If you are among the millions of Americans who have lost their homes to foreclosure, you’re probably wondering what you can do to improve your dire financial situation. Foreclosure is one of the most damaging things that can happen to your credit rating, similar to filing for bankruptcy.

However, cheer up. There are some steps you can take to improve your financial standing after foreclosure and better your odds of finding a new home to rent, a job, and other necessities.

First, the bad news. A foreclosure will devastate your credit rating, there’s no sugar-coating it. It can stay on your credit report for up to seven years and will appear under the “Public Information” section of the report alongside any other legal judgments which have been entered against you.

A foreclosure on your credit report will cause your FICO score to drop anywhere from 250 to 300 points, depending on other factors affecting your credit score.
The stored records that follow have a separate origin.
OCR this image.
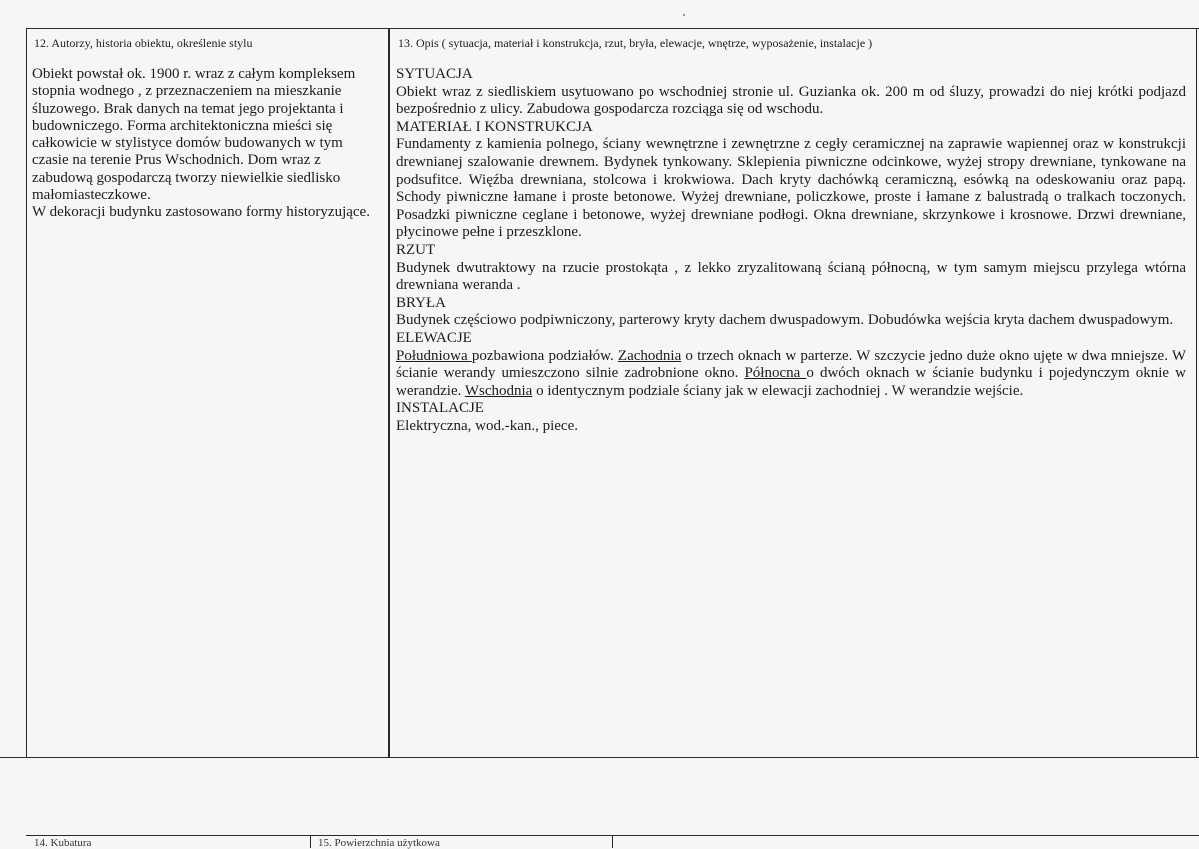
12. Autorzy, historia obiektu, określenie stylu

Obiekt powstał ok. 1900 r. wraz z całym kompleksem stopnia wodnego , z przeznaczeniem na mieszkanie śluzowego. Brak danych na temat jego projektanta i budowniczego. Forma architektoniczna mieści się całkowicie w stylistyce domów budowanych w tym czasie na terenie Prus Wschodnich. Dom wraz z zabudową gospodarczą tworzy niewielkie siedlisko małomiasteczkowe.

W dekoracji budynku zastosowano formy historyzujące.

13. Opis ( sytuacja, materiał i konstrukcja, rzut, bryła, elewacje, wnętrze, wyposażenie, instalacje )
SYTUACJA
Obiekt wraz z siedliskiem usytuowano po wschodniej stronie ul. Guzianka ok. 200 m od śluzy, prowadzi do niej krótki podjazd bezpośrednio z ulicy. Zabudowa gospodarcza rozciąga się od wschodu.
MATERIAŁ I KONSTRUKCJA
Fundamenty z kamienia polnego, ściany wewnętrzne i zewnętrzne z cegły ceramicznej na zaprawie wapiennej oraz w konstrukcji drewnianej szalowanie drewnem. Bydynek tynkowany. Sklepienia piwniczne odcinkowe, wyżej stropy drewniane, tynkowane na podsufitce. Więźba drewniana, stolcowa i krokwiowa. Dach kryty dachówką ceramiczną, esówką na odeskowaniu oraz papą. Schody piwniczne łamane i proste betonowe. Wyżej drewniane, policzkowe, proste i łamane z balustradą o tralkach toczonych. Posadzki piwniczne ceglane i betonowe, wyżej drewniane podłogi. Okna drewniane, skrzynkowe i krosnowe. Drzwi drewniane, płycinowe pełne i przeszklone.
RZUT
Budynek dwutraktowy na rzucie prostokąta , z lekko zryzalitowaną ścianą północną, w tym samym miejscu przylega wtórna drewniana weranda .
BRYŁA
Budynek częściowo podpiwniczony, parterowy kryty dachem dwuspadowym. Dobudówka wejścia kryta dachem dwuspadowym.
ELEWACJE
Południowa pozbawiona podziałów. Zachodnia o trzech oknach w parterze. W szczycie jedno duże okno ujęte w dwa mniejsze. W ścianie werandy umieszczono silnie zadrobnione okno. Północna o dwóch oknach w ścianie budynku i pojedynczym oknie w werandzie. Wschodnia o identycznym podziale ściany jak w elewacji zachodniej . W werandzie wejście.
INSTALACJE
Elektryczna, wod.-kan., piece.
14. Kubatura	15. Powierzchnia użytkowa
That’s a major hit that will seriously impair your ability to get loans, unsecured credit cards, and other types of financing as long as the foreclosure appears on your credit report.

Also, since many prospective employers and landlords will run a full background check before hiring you or renting you a home or apartment, a foreclosure could seriously impact your ability to find a job or a place to live. For obvious reasons, having a foreclosure in your recent past could give a landlord concerns about your ability to pay the rent on time. Prospective employers may wonder if you are reliable and responsible.
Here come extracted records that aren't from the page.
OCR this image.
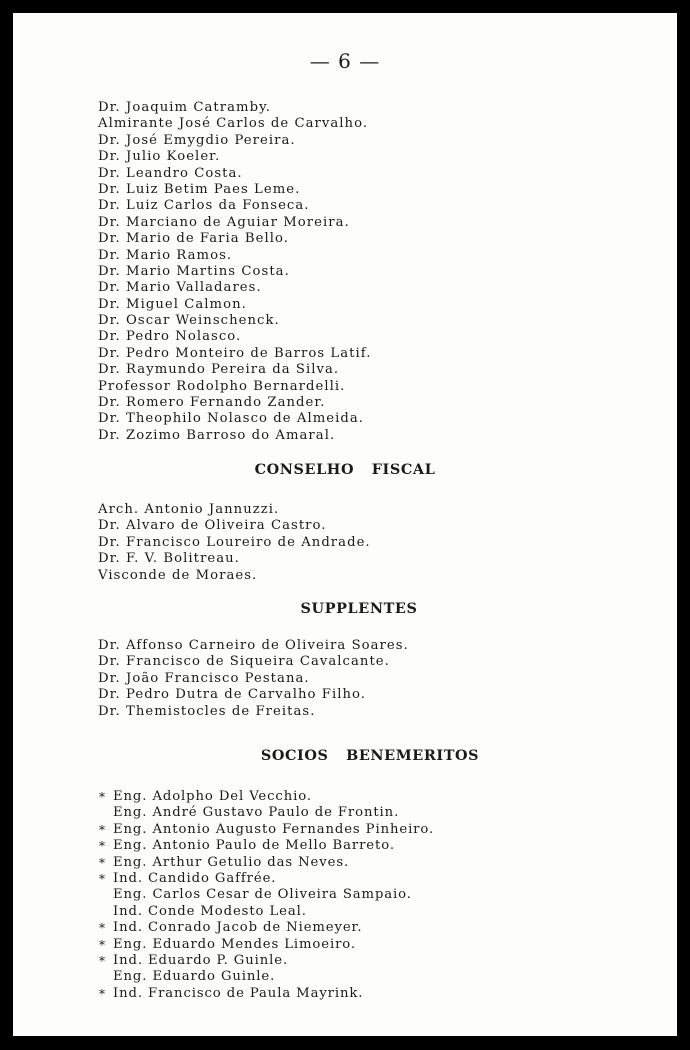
— 6 —
Dr. Joaquim Catramby.
Almirante José Carlos de Carvalho.
Dr. José Emygdio Pereira.
Dr. Julio Koeler.
Dr. Leandro Costa.
Dr. Luiz Betim Paes Leme.
Dr. Luiz Carlos da Fonseca.
Dr. Marciano de Aguiar Moreira.
Dr. Mario de Faria Bello.
Dr. Mario Ramos.
Dr. Mario Martins Costa.
Dr. Mario Valladares.
Dr. Miguel Calmon.
Dr. Oscar Weinschenck.
Dr. Pedro Nolasco.
Dr. Pedro Monteiro de Barros Latif.
Dr. Raymundo Pereira da Silva.
Professor Rodolpho Bernardelli.
Dr. Romero Fernando Zander.
Dr. Theophilo Nolasco de Almeida.
Dr. Zozimo Barroso do Amaral.
CONSELHO FISCAL
Arch. Antonio Jannuzzi.
Dr. Alvaro de Oliveira Castro.
Dr. Francisco Loureiro de Andrade.
Dr. F. V. Bolitreau.
Visconde de Moraes.
SUPPLENTES
Dr. Affonso Carneiro de Oliveira Soares.
Dr. Francisco de Siqueira Cavalcante.
Dr. João Francisco Pestana.
Dr. Pedro Dutra de Carvalho Filho.
Dr. Themistocles de Freitas.
SOCIOS BENEMERITOS
* Eng. Adolpho Del Vecchio.
Eng. André Gustavo Paulo de Frontin.
* Eng. Antonio Augusto Fernandes Pinheiro.
* Eng. Antonio Paulo de Mello Barreto.
* Eng. Arthur Getulio das Neves.
* Ind. Candido Gaffrée.
Eng. Carlos Cesar de Oliveira Sampaio.
Ind. Conde Modesto Leal.
* Ind. Conrado Jacob de Niemeyer.
* Eng. Eduardo Mendes Limoeiro.
* Ind. Eduardo P. Guinle.
Eng. Eduardo Guinle.
* Ind. Francisco de Paula Mayrink.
It’s probably worse if you are trying to rent an apartment in a large complex owned by a company, which is more likely to have strict rental guidelines. You’ll have a better shot if you focus on smaller apartment complexes, townhouses, and buildings owned by a single landlord, who may not have the same strict rules.

Likewise, smaller employers may be more likely to cut you a break and work with you despite your foreclosure past compared to larger corporations, which may be unwilling to take a chance on you.

Now, the good news. There are things you can do to repair your credit and improve your financial standing during the post-foreclosure period.

 First, you should get a copy of your credit report and carefully inspect it to make sure it is accurate. If there are inaccurate entries on the report affecting your score, you should seek to have them removed. The Fair Credit Reporting Act establishes guidelines that the three credit-reporting companies (Equifax, Experian and TransUnion) must follow.

Next, you should obtain a secured credit card from a major bank. A secured credit card is like a debit card and is linked to a checking or savings account. Your credit card bill is deducted from that account, so the card is secured by your own money.

With a foreclosure on your record, you will have a hard time getting approved for a traditional unsecured credit card. However, a secured credit card will be just as good in helping you get back on solid financial footing. It’s a safer way to reestablish your good credit and show banks that you can be trusted.

Following these simple steps, paying your bills on time, and living within your financial means following a foreclosure will go a long way toward improving your long-term financial well-being.